Each day in 2011 more than 10,000 baby boomers turn 65. While the opportunity to retire is cause for celebration the possibility of losing your mind and memory to a disease with no cure grows greater.
Cognitive impairment is on the rise in the United States. A 2008 study by the Duke University Medical Center found more than five million elderly Americans have significant cognitive decline. Combined with the 3.4 million Americans already suffering from dementia, more than a third of people over 70 have diminished mental function.
As the population of Americans 65 and older will likely increase by 31 percent in the next two decades, the possibility of developing some form of cognitive impairment will increase.
There are at least 70 forms of dementia. Meaning deprived of the mind; dementia is a loss of cognitive function such as thinking, reasoning and memory that is severe enough to hamper a person’s daily functioning.
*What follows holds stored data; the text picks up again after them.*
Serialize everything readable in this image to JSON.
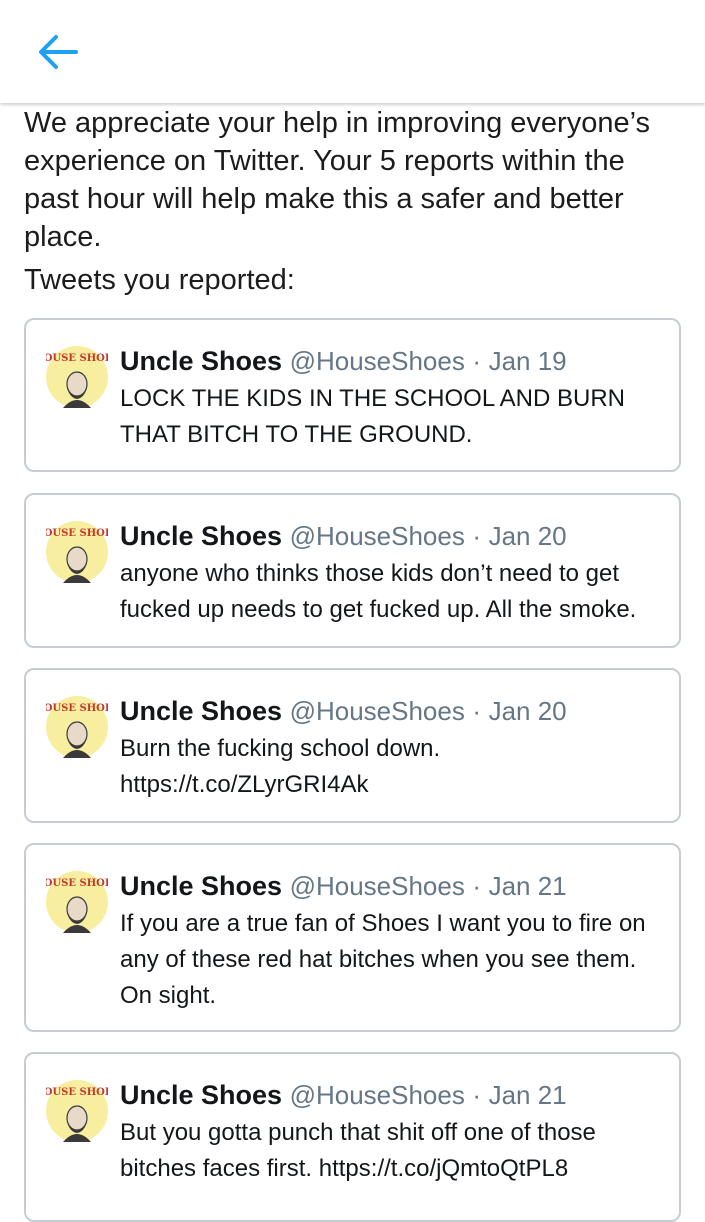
{
  "header": {
    "back_icon": "arrow-left-icon",
    "accent_color": "#1da1f2"
  },
  "intro_text": "We appreciate your help in improving everyone’s experience on Twitter. Your 5 reports within the past hour will help make this a safer and better place.",
  "reported_heading": "Tweets you reported:",
  "tweets": [
    {
      "name": "Uncle Shoes",
      "handle": "@HouseShoes",
      "separator": "·",
      "date": "Jan 19",
      "text": "LOCK THE KIDS IN THE SCHOOL AND BURN THAT BITCH TO THE GROUND.",
      "avatar_text": "HOUSE SHOES"
    },
    {
      "name": "Uncle Shoes",
      "handle": "@HouseShoes",
      "separator": "·",
      "date": "Jan 20",
      "text": "anyone who thinks those kids don’t need to get fucked up needs to get fucked up. All the smoke.",
      "avatar_text": "HOUSE SHOES"
    },
    {
      "name": "Uncle Shoes",
      "handle": "@HouseShoes",
      "separator": "·",
      "date": "Jan 20",
      "text": "Burn the fucking school down. https://t.co/ZLyrGRI4Ak",
      "avatar_text": "HOUSE SHOES"
    },
    {
      "name": "Uncle Shoes",
      "handle": "@HouseShoes",
      "separator": "·",
      "date": "Jan 21",
      "text": "If you are a true fan of Shoes I want you to fire on any of these red hat bitches when you see them. On sight.",
      "avatar_text": "HOUSE SHOES"
    },
    {
      "name": "Uncle Shoes",
      "handle": "@HouseShoes",
      "separator": "·",
      "date": "Jan 21",
      "text": "But you gotta punch that shit off one of those bitches faces first. https://t.co/jQmtoQtPL8",
      "avatar_text": "HOUSE SHOES"
    }
  ]
}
Dementia is broken into two groups – reversible dementia and irreversible dementia. Reversible dementia can be caused by alcohol, stroke, depression or brain damage, among other things. Medication can also cause some patients to develop dementia. Many forms of reversible dementia can be treated with simple medication or talk therapy.
With irreversible dementia – medication can do little to help and not much progress in treatment plans have been made so far.
“It has been hard to find things that are proven to work. It’s like with Vitamin E – it was given to prevent heart problems but randomized trials showed Vitamin E killed more people than it saved. There have been treatments that looked promising but nothing proved to be beneficial,” said Dr. Scott Sherman, the interim chief of the section of Geriatric Medicine at the NYU Department of Medicine.
Unlike most health care issues, money is not the problem. The National Institute of Health spends millions each year on dementia and Alzheimer’s research. In 2009, the NIH devoted $534 million to research and development. According to Sherman little is known about how the brain functions, what are the underlying causes of the disease and what innovative ideas are available
A 2009 study found that high blood pressure could lead to dementia. Another says poor vision is the cause. Some studies claim moderate drinking can reduce the risk, while another says a diet rich in fish wards off the disease. But even those without high blood pressure and poor vision develop dementia. And fish eaters who drink are still susceptible.